Orals 3B : Video: Events, Activities & Surveillance

  • L0 Regularized Stationary Time Estimation for Crowd Group Analysis Authors: Shuai Yi, Xiaogang Wang, Cewu Lu, Jiaya Jia
    We tackle stationary crowd analysis in this paper, which is similarly important as modeling mobile groups in crowd scenes and finds many applications in surveillance. Our key contribution is to propose a robust algorithm of estimating how long a foreground pixel becomes stationary. It is much more challenging than only subtracting background because failure at a single frame due to local movement of objects, lighting variation, and occlusion could lead to large errors on stationary time estimation. To accomplish decent results, sparse constraints along spatial and temporal dimensions are jointly added by mixed partials to shape a 3D stationary time map. It is formulated as a L0 optimization problem. Besides background subtraction, it distinguishes among different foreground objects, which are close or overlapped in the spatio-temporal space by using a locally shared foreground codebook. The proposed technologies are used to detect four types of stationary group activities and analyze crowd scene structures. We provide the first public benchmark dataset1 for stationary time estimation and stationary group analysis.
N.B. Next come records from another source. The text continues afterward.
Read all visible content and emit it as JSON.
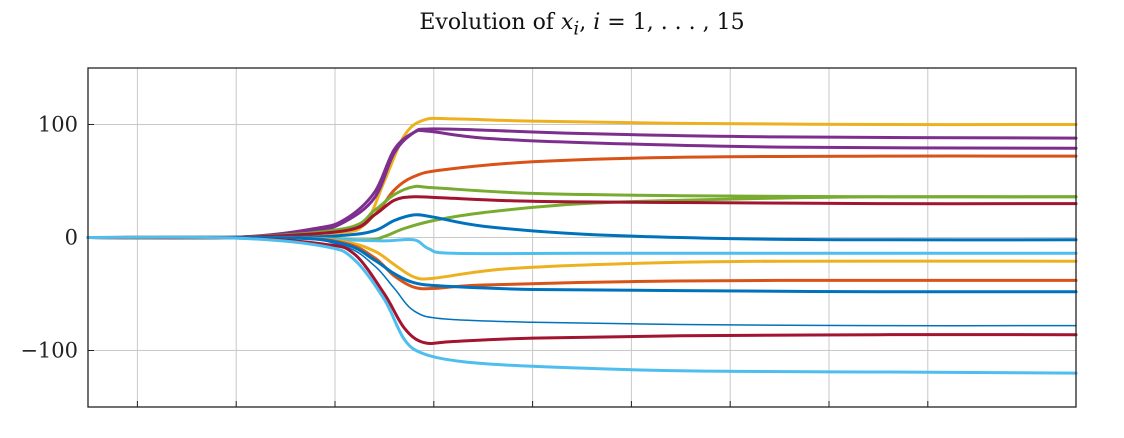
{
  "chart_data": {
    "type": "line",
    "title": "Evolution of x_i, i = 1, …, 15",
    "title_parts": {
      "prefix": "Evolution of ",
      "var": "x",
      "sub": "i",
      "sep": ", ",
      "range_var": "i",
      "range_rest": " = 1, . . . , 15"
    },
    "xlabel": "",
    "ylabel": "",
    "xlim": [
      0,
      10
    ],
    "ylim": [
      -150,
      150
    ],
    "yticks": [
      100,
      0,
      -100
    ],
    "ytick_labels": [
      "100",
      "0",
      "−100"
    ],
    "xticks": [
      0.5,
      1.5,
      2.5,
      3.5,
      4.5,
      5.5,
      6.5,
      7.5,
      8.5
    ],
    "xtick_labels": [],
    "grid": true,
    "legend": "none",
    "series": [
      {
        "color": "#EDB120",
        "width": 3,
        "values": [
          [
            0,
            0
          ],
          [
            1.5,
            0.3
          ],
          [
            2.5,
            4
          ],
          [
            2.8,
            12
          ],
          [
            3.0,
            50
          ],
          [
            3.2,
            90
          ],
          [
            3.4,
            104
          ],
          [
            3.7,
            105
          ],
          [
            4.5,
            103
          ],
          [
            6,
            101
          ],
          [
            8,
            100
          ],
          [
            10,
            100
          ]
        ]
      },
      {
        "color": "#7E2F8E",
        "width": 3,
        "values": [
          [
            0,
            0
          ],
          [
            1.5,
            0.3
          ],
          [
            2.3,
            6
          ],
          [
            2.6,
            14
          ],
          [
            2.9,
            35
          ],
          [
            3.1,
            75
          ],
          [
            3.3,
            93
          ],
          [
            3.45,
            96
          ],
          [
            4,
            95
          ],
          [
            5,
            92
          ],
          [
            7,
            89
          ],
          [
            10,
            88
          ]
        ]
      },
      {
        "color": "#7E2F8E",
        "width": 3,
        "values": [
          [
            0,
            0
          ],
          [
            1.5,
            0.3
          ],
          [
            2.3,
            8
          ],
          [
            2.6,
            16
          ],
          [
            2.9,
            40
          ],
          [
            3.1,
            78
          ],
          [
            3.3,
            93
          ],
          [
            3.45,
            94
          ],
          [
            4,
            88
          ],
          [
            5,
            84
          ],
          [
            7,
            80
          ],
          [
            10,
            79
          ]
        ]
      },
      {
        "color": "#D95319",
        "width": 3,
        "values": [
          [
            0,
            0
          ],
          [
            1.5,
            0.2
          ],
          [
            2.6,
            6
          ],
          [
            2.9,
            20
          ],
          [
            3.1,
            42
          ],
          [
            3.3,
            54
          ],
          [
            3.6,
            60
          ],
          [
            4.5,
            67
          ],
          [
            6,
            71
          ],
          [
            8,
            72
          ],
          [
            10,
            72
          ]
        ]
      },
      {
        "color": "#77AC30",
        "width": 3,
        "values": [
          [
            0,
            0
          ],
          [
            1.5,
            0.2
          ],
          [
            2.6,
            8
          ],
          [
            2.9,
            24
          ],
          [
            3.1,
            38
          ],
          [
            3.3,
            45
          ],
          [
            3.5,
            44
          ],
          [
            4.5,
            39
          ],
          [
            6,
            37
          ],
          [
            8,
            36
          ],
          [
            10,
            36
          ]
        ]
      },
      {
        "color": "#77AC30",
        "width": 3,
        "values": [
          [
            0,
            0
          ],
          [
            2.0,
            0.1
          ],
          [
            2.8,
            -2
          ],
          [
            3.0,
            1
          ],
          [
            3.2,
            8
          ],
          [
            3.5,
            15
          ],
          [
            4,
            22
          ],
          [
            5,
            30
          ],
          [
            6.5,
            34
          ],
          [
            8,
            36
          ],
          [
            10,
            36
          ]
        ]
      },
      {
        "color": "#A2142F",
        "width": 3,
        "values": [
          [
            0,
            0
          ],
          [
            1.5,
            0.2
          ],
          [
            2.6,
            6
          ],
          [
            2.9,
            20
          ],
          [
            3.1,
            33
          ],
          [
            3.3,
            36
          ],
          [
            3.6,
            35
          ],
          [
            4.5,
            32
          ],
          [
            6,
            31
          ],
          [
            8,
            30
          ],
          [
            10,
            30
          ]
        ]
      },
      {
        "color": "#0072BD",
        "width": 3,
        "values": [
          [
            0,
            0
          ],
          [
            2.0,
            0.2
          ],
          [
            2.6,
            2
          ],
          [
            2.9,
            6
          ],
          [
            3.1,
            15
          ],
          [
            3.3,
            20
          ],
          [
            3.5,
            18
          ],
          [
            4,
            10
          ],
          [
            5,
            3
          ],
          [
            6.5,
            -1
          ],
          [
            8,
            -2
          ],
          [
            10,
            -2
          ]
        ]
      },
      {
        "color": "#4DBEEE",
        "width": 3,
        "values": [
          [
            0,
            0
          ],
          [
            2.0,
            -0.2
          ],
          [
            2.6,
            -2
          ],
          [
            3.0,
            -3
          ],
          [
            3.3,
            -2
          ],
          [
            3.45,
            -10
          ],
          [
            3.7,
            -14
          ],
          [
            5,
            -14
          ],
          [
            7,
            -14
          ],
          [
            10,
            -14
          ]
        ]
      },
      {
        "color": "#EDB120",
        "width": 3,
        "values": [
          [
            0,
            0
          ],
          [
            2.0,
            -0.2
          ],
          [
            2.6,
            -4
          ],
          [
            2.9,
            -12
          ],
          [
            3.1,
            -24
          ],
          [
            3.3,
            -35
          ],
          [
            3.5,
            -36
          ],
          [
            4.2,
            -28
          ],
          [
            5.5,
            -23
          ],
          [
            7,
            -21
          ],
          [
            10,
            -21
          ]
        ]
      },
      {
        "color": "#D95319",
        "width": 3,
        "values": [
          [
            0,
            0
          ],
          [
            2.0,
            -0.3
          ],
          [
            2.6,
            -5
          ],
          [
            2.9,
            -18
          ],
          [
            3.1,
            -34
          ],
          [
            3.3,
            -44
          ],
          [
            3.5,
            -45
          ],
          [
            4,
            -42
          ],
          [
            5.5,
            -39
          ],
          [
            7,
            -38
          ],
          [
            10,
            -38
          ]
        ]
      },
      {
        "color": "#0072BD",
        "width": 3,
        "values": [
          [
            0,
            0
          ],
          [
            2.0,
            -0.3
          ],
          [
            2.6,
            -6
          ],
          [
            2.9,
            -20
          ],
          [
            3.1,
            -32
          ],
          [
            3.3,
            -40
          ],
          [
            3.6,
            -43
          ],
          [
            4.5,
            -46
          ],
          [
            6,
            -47
          ],
          [
            8,
            -48
          ],
          [
            10,
            -48
          ]
        ]
      },
      {
        "color": "#0072BD",
        "width": 1.5,
        "values": [
          [
            0,
            0
          ],
          [
            2.0,
            -0.4
          ],
          [
            2.6,
            -8
          ],
          [
            2.9,
            -25
          ],
          [
            3.1,
            -45
          ],
          [
            3.3,
            -65
          ],
          [
            3.6,
            -72
          ],
          [
            4.5,
            -75
          ],
          [
            6,
            -77
          ],
          [
            8,
            -78
          ],
          [
            10,
            -78
          ]
        ]
      },
      {
        "color": "#A2142F",
        "width": 3,
        "values": [
          [
            0,
            0
          ],
          [
            1.5,
            -0.4
          ],
          [
            2.4,
            -6
          ],
          [
            2.7,
            -15
          ],
          [
            3.0,
            -50
          ],
          [
            3.2,
            -80
          ],
          [
            3.4,
            -93
          ],
          [
            3.7,
            -92
          ],
          [
            4.5,
            -89
          ],
          [
            6,
            -87
          ],
          [
            8,
            -86
          ],
          [
            10,
            -86
          ]
        ]
      },
      {
        "color": "#4DBEEE",
        "width": 3,
        "values": [
          [
            0,
            0
          ],
          [
            1.5,
            -0.5
          ],
          [
            2.4,
            -8
          ],
          [
            2.7,
            -20
          ],
          [
            3.0,
            -55
          ],
          [
            3.2,
            -90
          ],
          [
            3.4,
            -103
          ],
          [
            3.8,
            -110
          ],
          [
            4.5,
            -114
          ],
          [
            6,
            -118
          ],
          [
            8,
            -119
          ],
          [
            10,
            -120
          ]
        ]
      }
    ]
  }
}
  • Scene-Independent Group Profiling in Crowd Authors: Jing Shao, Chen Change Loy, Xiaogang Wang
    Groups are the primary entities that make up a crowd. Understanding group-level dynamics and properties is thus scientifically important and practically useful in a wide range of applications, especially for crowd understanding. In this study we show that fundamental group-level properties, such as intra-group stability and inter-group conflict, can be systematically quantified by visual descriptors. This is made possible through learning a novel Collective Transition prior, which leads to a robust approach for group segregation in public spaces. From the prior, we further devise a rich set of group property visual descriptors. These descriptors are scene-independent, and can be effectively applied to public-scene with variety of crowd densities and distributions. Extensive experiments on hundreds of public scene video clips demonstrate that such property descriptors are not only useful but also necessary for group state analysis and crowd scene understanding.